What to Do If You Receive an IDR During an Audit
If you or your business is being audited, the IRS may request information with Form 4564 (Information Document Request). The IRS uses this form during audits on tax returns filed by large businesses, international organizations and exempt organizations. You may receive this form more than once during the audit process, and to ensure you’re prepared, you need to know how to respond.
To help you out, this guide explains what to expect if you receive this form and how to respond. Then, it looks at what happens if you ignore the IRS’s request. Need help now? Then, contact us at Damiens Law today. We are a boutique tax resolution firm committed to providing our clients with personalized services tailored to their unique situations.
What Is IRS Form 4564?
Form 4564 is an information document request (IDR). The IRS uses this form to request documents during tax audits. The form explains the issue being audited and the type of documents you need to provide. It can be paper or electronic.
For example, if the IRS is auditing your payroll returns, the agency may request copies of W2 and W3 forms, canceled checks or proof of ACH transfers, and other information related to payroll. In contrast, if they’re auditing a deduction claimed on your corporate income tax return, they will request completely different information.
Generally, Form 4564 isn’t a surprise. Before you receive this form, you will receive an audit notice, and often, you will even speak directly with an auditor.
The initial Form 4564 requests basic books and tax records. After you provide this information, the auditor will review it, and if they need more information, they will send another Form 4564. Before sending subsequent forms, they will let you know which issue they are investigating, and they will outline the documents they want to see.
Types of Records Requested
An IDR can request all kinds of information including income documents, bookkeeping reports, bank statements, canceled checks, or receipts. It can also request electronic accounting records including usernames and passwords.
Keep in mind that the IDR is not the only way auditors gather information. They may also conduct interviews, sample business data, go on tours of your business, analyze your balance sheet, and look at M-1, M-2, and M-3 schedules.
In some cases, the auditor may request a site visit in addition to sending the IDR. You can’t really deny this request, but the auditor should give you ample time to prepare.
Auditor Requirements for IDRs
IDRs should have clear language, and they should be customized to you and your industry. The auditor should discuss the form and its consequences with you at least 10 business days before sending it. Then, they should give you a reasonable amount of time to respond.
If you feel like an auditor hasn’t followed this process, you should reach out to a tax professional for help. You can also contact the Taxpayer Advocate Service. This is an independent part of the IRS designed to help people who are struggling to get results through the usual channels.

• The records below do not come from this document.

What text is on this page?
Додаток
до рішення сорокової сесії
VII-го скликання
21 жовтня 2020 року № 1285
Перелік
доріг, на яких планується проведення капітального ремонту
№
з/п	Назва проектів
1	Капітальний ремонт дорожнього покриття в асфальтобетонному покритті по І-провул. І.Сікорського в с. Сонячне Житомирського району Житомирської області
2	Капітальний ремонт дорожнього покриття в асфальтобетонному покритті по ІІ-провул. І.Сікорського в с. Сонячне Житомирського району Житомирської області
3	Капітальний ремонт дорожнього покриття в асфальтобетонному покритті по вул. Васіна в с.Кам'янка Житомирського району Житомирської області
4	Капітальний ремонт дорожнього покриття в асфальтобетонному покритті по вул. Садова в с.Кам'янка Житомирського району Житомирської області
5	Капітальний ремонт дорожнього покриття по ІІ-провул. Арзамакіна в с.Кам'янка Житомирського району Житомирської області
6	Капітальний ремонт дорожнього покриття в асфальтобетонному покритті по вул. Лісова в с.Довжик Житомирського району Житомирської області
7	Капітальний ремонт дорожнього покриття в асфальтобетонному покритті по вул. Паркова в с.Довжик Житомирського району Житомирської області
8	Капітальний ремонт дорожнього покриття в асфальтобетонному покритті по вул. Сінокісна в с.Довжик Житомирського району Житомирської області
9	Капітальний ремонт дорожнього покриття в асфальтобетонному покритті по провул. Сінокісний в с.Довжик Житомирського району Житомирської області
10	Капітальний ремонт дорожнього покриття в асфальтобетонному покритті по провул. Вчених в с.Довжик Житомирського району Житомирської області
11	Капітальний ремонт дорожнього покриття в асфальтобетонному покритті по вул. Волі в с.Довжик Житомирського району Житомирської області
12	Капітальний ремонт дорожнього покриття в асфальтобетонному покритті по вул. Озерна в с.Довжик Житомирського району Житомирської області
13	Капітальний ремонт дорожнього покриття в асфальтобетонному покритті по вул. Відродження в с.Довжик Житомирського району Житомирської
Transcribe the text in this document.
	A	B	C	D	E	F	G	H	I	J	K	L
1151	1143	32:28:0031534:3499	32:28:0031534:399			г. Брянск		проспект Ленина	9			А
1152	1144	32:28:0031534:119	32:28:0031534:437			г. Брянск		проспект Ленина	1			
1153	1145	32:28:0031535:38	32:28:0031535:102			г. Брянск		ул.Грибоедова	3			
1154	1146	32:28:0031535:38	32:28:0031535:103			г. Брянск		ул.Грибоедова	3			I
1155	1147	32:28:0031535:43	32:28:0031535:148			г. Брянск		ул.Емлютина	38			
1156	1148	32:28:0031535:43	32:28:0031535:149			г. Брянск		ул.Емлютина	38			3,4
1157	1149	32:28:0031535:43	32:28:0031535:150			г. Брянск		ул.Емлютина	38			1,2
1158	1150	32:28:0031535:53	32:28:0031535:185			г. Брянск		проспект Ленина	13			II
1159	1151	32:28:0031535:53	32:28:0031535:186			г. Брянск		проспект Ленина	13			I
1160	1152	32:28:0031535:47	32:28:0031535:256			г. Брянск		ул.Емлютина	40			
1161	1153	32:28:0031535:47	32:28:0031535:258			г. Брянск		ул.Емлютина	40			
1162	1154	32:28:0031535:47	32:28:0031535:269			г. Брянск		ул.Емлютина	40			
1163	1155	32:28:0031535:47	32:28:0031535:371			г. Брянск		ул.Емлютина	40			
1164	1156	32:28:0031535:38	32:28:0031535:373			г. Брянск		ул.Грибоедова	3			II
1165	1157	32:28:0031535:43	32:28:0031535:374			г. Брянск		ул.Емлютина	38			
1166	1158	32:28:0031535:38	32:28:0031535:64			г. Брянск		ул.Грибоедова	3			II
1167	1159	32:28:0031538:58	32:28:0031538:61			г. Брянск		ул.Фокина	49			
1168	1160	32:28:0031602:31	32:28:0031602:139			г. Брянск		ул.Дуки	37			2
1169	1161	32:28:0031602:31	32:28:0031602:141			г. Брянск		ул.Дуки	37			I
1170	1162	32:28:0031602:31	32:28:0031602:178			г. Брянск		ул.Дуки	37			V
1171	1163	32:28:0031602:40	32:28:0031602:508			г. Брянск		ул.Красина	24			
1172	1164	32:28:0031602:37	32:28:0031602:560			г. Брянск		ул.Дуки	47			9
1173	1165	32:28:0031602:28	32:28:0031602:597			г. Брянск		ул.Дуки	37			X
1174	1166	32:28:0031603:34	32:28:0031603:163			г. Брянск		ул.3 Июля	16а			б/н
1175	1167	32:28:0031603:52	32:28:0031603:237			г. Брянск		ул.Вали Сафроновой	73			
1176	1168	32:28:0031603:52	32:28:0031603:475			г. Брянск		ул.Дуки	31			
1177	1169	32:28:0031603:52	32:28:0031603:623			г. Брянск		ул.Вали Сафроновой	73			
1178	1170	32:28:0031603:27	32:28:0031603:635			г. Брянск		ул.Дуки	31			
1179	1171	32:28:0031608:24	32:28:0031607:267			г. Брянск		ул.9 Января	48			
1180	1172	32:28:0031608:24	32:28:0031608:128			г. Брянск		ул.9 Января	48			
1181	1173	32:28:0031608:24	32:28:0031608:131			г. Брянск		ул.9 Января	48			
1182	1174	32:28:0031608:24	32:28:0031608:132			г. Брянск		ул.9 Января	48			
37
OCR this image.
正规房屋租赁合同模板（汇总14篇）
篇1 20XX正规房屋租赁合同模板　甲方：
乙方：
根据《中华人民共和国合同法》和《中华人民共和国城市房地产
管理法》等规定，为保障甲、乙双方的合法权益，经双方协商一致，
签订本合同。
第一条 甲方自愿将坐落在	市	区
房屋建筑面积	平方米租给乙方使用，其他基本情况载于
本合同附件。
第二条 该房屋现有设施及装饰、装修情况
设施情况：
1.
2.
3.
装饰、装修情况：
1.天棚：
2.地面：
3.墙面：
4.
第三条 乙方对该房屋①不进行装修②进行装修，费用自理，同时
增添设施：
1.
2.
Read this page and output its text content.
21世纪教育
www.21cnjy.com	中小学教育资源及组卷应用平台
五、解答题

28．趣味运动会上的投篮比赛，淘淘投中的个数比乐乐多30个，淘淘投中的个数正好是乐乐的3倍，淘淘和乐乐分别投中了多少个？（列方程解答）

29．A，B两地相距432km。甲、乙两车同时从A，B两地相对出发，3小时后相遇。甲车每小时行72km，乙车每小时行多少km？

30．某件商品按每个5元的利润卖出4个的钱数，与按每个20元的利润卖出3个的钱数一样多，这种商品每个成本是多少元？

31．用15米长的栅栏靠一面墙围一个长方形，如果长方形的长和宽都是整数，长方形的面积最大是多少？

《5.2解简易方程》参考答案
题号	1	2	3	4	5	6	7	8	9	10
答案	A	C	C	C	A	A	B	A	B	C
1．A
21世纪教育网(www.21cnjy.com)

Tax Code Basis for Information Document Requests
Does the IRS really have the right to pry into your personal or business finances? Yes, Internal Revenue Code 7601 says that IRS employees have the right to request information from anyone who is liable for a tax bill. They also have the right to examine any relevant information related to the potential tax liability.
Here’s an example. Let’s say that you file your tax return and report $50,000 in income. However, the IRS believes that you have unreported income. The IRS doesn’t need any proof of this. Based only on suspicion, the agency can request information from you.
In this case, the agency may want to see your bank account statements to see if you have extra income going into the bank. If you refuse to share those documents, the IRS can refer the issue to the courts, and at that point, the documents will be summoned from you or directly from the bank if you don’t cooperate.
How to Respond to Form 4564
To help the audit move forward smoothly, you should provide all of the information requested on Form 4564. Feel free to provide any documents that support the information reported on your tax return. But don’t necessarily provide more information than you need to.
If you’re worried that you committed tax fraud on the return being audited, you may want to consult with an attorney before you respond. You should also consult with a tax professional if you need help recreating missing records or if you just want support during the process.
When responding don’t write “FRE408” or “for settlement purposes only” on your documents. FRE408 stands for Federal Rules of Evidence Rule 408, and some people think that they can get a back door offer in compromise by writing this on their documents. Don’t do this. The IRS will just reject your documents if they have these types of notations.
What Happens After You Respond
After you respond to the IDR, the auditor will talk with you about the information that was submitted. If you both agree with everything, they will wrap up the audit. If they make changes to your tax return, they will issue a Notice of Proposed Adjustments.
If you and the auditor have not come to a conclusive agreement, they will issue another IDR along with an acknowledgment of the facts (AOF) with Form 886-A. This form lists the facts that have been established thus far in the audit, and you have the following response options:
- Agree with the facts.
- Disagree with the facts and provide information to support your position.
- Note that facts are missing and provide info about omitted facts.
- Other — If the first three reasons don’t apply, you can write in another reason.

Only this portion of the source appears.